但这似乎不是正确的答案,因为今天,weatherunderground.com 和 alt.org 将月相报告为“Waxing Gibbous”(又名 3)。

我尝试删除“-1900”,但这也没有得到正确的答案。

于 2009-06-03T00:27:40.170 回答
1

以下代码是从该站点借用的,将其粘贴到此处以方便参考(以防其他站点出现故障)。似乎做你想做的事。

# Determine the moon phase of a date given
# Python code by HAB

def moon_phase(month, day, year):
    ages = [18, 0, 11, 22, 3, 14, 25, 6, 17, 28, 9, 20, 1, 12, 23, 4, 15, 26, 7]
    offsets = [-1, 1, 0, 1, 2, 3, 4, 5, 7, 7, 9, 9]
    description = ["new (totally dark)",
      "waxing crescent (increasing to full)",
      "in its first quarter (increasing to full)",
      "waxing gibbous (increasing to full)",
      "full (full light)",
      "waning gibbous (decreasing from full)",
      "in its last quarter (decreasing from full)",
      "waning crescent (decreasing from full)"]
    months = ["Jan", "Feb", "Mar", "Apr", "May", "Jun", "Jul", "Aug", "Sep", "Oct", "Nov", "Dec"]

    if day == 31:
        day = 1
    days_into_phase = ((ages[(year + 1) % 19] + ((day + offsets[month-1]) % 30) + (year < 1900)) % 30)
    index = int((days_into_phase + 2) * 16/59.0)
    if index > 7:
        index = 7
    status = description[index]

    # light should be 100% 15 days into phase
    light = int(2 * days_into_phase * 100/29)
    if light > 100:
        light = abs(light - 200);
    date = "%d%s%d" % (day, months[month-1], year)
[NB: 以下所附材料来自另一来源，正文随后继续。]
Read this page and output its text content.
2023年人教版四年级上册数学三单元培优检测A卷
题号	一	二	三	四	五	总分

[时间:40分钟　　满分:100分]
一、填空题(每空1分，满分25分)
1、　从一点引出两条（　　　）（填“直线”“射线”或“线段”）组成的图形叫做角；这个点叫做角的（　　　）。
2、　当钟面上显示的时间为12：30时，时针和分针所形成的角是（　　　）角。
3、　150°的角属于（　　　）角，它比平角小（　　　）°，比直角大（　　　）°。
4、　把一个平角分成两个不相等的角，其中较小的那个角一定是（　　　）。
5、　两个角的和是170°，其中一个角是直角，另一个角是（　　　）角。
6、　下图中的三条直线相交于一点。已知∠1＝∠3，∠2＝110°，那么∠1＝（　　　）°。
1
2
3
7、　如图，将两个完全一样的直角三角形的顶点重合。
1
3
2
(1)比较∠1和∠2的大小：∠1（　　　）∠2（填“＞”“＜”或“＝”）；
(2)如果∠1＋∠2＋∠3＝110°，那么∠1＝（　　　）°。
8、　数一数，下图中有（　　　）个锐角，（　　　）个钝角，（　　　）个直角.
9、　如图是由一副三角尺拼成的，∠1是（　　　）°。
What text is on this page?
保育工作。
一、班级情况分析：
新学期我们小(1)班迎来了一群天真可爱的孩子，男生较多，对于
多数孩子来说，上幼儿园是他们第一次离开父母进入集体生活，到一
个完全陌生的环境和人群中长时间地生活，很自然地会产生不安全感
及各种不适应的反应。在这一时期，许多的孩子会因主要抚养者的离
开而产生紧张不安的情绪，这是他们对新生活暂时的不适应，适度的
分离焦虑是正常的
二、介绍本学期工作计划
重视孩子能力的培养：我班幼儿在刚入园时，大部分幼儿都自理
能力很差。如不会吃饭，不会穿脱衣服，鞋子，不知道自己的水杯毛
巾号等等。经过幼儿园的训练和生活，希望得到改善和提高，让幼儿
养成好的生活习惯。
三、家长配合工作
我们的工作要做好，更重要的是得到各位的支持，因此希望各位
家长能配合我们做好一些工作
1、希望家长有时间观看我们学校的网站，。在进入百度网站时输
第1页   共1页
    return date, status, light

# put in a date you want ...
month = 5
day = 14
year = 2006  # use yyyy format

date, status, light = moon_phase(month, day, year)
print "moon phase on %s is %s, light = %d%s" % (date, status, light, '%')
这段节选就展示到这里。